Medical researchers have found that the risk of getting a CT-scan within the past year is higher than the risk that someone with a history of CT-scans will have a CT diagnosis within the same year.
A study published in the Lancet Infectious Diseases journal has revealed that people who have had CT scans in the last year are almost twice as likely to have a diagnosis within six months than those with no scans.
The study analysed data from 7,852 people from a large cohort of UK adults who had scans between 2009 and 2011.
The researchers looked at the number of scans for people who had been diagnosed with a heart condition, cancer or a neurological condition and for people with an unexplained mental disorder, depression or anxiety.

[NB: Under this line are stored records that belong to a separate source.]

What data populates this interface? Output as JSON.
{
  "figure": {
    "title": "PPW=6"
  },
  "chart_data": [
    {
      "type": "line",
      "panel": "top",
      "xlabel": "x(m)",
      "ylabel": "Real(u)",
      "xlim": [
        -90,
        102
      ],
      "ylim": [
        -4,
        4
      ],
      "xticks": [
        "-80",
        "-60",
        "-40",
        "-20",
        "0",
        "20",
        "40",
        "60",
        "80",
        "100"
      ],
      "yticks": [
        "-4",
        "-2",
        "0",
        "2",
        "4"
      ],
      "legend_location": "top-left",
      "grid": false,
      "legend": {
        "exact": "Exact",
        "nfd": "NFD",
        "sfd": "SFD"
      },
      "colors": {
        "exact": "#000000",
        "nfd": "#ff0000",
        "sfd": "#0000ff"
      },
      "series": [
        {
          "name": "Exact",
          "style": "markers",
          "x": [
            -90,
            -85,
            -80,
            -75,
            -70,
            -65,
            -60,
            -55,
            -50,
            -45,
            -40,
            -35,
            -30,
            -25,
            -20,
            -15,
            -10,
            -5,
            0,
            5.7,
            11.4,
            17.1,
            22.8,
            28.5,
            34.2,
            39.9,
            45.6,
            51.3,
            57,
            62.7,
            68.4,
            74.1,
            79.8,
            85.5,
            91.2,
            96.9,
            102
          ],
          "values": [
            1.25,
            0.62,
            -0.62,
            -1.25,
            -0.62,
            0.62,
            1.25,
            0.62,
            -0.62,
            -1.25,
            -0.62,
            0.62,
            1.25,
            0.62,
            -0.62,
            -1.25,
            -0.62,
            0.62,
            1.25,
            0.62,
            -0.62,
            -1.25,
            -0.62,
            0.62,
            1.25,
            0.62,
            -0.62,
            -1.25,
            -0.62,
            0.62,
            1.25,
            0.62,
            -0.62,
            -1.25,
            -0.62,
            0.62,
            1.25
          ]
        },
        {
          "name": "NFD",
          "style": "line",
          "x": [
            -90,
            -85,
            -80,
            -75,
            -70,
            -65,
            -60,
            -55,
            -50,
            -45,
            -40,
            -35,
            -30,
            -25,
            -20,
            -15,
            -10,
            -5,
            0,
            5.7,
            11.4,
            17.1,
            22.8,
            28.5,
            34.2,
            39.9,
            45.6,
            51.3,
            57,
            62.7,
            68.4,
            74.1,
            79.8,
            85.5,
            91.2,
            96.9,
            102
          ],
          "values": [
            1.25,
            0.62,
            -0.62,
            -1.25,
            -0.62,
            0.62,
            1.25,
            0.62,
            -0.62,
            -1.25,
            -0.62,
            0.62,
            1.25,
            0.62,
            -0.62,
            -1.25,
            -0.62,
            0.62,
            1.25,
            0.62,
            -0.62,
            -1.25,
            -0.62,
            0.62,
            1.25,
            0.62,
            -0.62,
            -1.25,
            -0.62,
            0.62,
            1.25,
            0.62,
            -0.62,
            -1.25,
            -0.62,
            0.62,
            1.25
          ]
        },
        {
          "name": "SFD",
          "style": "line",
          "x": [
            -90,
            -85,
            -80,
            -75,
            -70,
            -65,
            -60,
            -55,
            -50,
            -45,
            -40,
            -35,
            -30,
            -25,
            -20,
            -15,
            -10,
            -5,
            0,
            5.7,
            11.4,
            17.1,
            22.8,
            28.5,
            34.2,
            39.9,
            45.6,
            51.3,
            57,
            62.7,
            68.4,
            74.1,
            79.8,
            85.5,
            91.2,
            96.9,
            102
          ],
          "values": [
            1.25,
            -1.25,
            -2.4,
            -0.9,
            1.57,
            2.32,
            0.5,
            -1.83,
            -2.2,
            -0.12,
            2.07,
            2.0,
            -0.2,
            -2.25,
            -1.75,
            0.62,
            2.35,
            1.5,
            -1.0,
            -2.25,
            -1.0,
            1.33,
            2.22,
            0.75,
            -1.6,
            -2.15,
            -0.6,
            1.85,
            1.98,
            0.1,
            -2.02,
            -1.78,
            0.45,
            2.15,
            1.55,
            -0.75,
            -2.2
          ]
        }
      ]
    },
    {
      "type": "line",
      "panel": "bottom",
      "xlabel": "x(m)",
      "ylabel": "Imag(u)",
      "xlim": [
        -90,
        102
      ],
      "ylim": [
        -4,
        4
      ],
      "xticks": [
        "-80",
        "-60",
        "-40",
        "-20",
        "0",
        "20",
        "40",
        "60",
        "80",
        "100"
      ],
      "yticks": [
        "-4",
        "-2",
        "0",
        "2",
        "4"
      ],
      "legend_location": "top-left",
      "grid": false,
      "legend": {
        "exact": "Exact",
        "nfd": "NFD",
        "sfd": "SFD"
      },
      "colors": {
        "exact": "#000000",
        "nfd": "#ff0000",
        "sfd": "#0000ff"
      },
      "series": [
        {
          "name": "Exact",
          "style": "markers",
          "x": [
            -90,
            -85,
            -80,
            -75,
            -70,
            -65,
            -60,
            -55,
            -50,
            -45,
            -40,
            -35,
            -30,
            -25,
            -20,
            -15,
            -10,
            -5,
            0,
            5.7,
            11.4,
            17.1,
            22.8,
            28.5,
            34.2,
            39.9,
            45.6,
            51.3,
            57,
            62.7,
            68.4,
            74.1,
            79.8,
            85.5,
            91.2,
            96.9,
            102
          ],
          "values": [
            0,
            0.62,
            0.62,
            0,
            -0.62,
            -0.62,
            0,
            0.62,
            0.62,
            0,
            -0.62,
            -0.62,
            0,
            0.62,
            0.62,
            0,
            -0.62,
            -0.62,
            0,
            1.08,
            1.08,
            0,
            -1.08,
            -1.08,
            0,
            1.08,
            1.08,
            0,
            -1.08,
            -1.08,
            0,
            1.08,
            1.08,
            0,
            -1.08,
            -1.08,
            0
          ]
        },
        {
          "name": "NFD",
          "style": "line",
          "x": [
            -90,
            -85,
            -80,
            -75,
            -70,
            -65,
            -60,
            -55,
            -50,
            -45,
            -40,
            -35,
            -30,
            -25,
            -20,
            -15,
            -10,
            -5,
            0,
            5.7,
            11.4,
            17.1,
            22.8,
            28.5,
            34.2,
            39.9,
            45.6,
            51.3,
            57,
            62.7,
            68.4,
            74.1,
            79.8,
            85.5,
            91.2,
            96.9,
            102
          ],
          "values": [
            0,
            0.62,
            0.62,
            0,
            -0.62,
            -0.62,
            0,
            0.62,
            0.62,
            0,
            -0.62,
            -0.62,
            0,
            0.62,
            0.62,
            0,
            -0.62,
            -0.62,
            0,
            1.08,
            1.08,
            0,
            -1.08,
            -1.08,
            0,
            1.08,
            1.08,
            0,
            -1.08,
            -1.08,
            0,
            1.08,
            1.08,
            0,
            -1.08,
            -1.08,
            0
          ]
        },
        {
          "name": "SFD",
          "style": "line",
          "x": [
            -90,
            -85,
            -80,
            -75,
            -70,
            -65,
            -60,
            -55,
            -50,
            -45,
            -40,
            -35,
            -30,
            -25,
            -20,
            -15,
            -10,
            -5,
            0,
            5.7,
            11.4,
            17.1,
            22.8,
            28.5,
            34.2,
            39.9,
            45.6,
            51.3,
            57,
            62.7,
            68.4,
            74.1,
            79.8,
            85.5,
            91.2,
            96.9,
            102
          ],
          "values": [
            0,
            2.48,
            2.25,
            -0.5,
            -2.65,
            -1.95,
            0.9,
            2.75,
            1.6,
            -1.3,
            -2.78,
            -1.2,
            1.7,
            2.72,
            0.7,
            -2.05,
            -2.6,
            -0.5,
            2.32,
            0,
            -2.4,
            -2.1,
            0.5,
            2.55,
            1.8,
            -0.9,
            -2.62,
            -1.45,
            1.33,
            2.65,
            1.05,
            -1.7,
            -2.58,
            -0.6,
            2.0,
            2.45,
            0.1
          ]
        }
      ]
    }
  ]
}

The study found that those with more than five scans were twice as often diagnosed with the same condition within six to 12 months as those with none.
The number of CT scans each person had each year was then calculated, and people who got at least five scans within the previous 12 months were almost twice the risk they would get a diagnosis in six to 18 months.
This is in contrast to people with less than five scan in any year, which was only 1.3% of the population.
The authors of the study said the finding could help doctors and healthcare professionals to identify those with the highest risk of developing a CT.
“Our findings support the current recommendation to monitor CT scanning to reduce the risk for CT-related diagnosis,” Dr Michael Ewing, from the University of Nottingham, said.
“It could also lead to better guidance for clinicians about how CT-diagnosis and treatment should be planned for people at high risk of CT diagnoses, and how CT scanning could be used to monitor these people for CT diagnosis in the future.”
The researchers say the findings need to be replicated and further work is needed to determine what the risk would be in a broader population.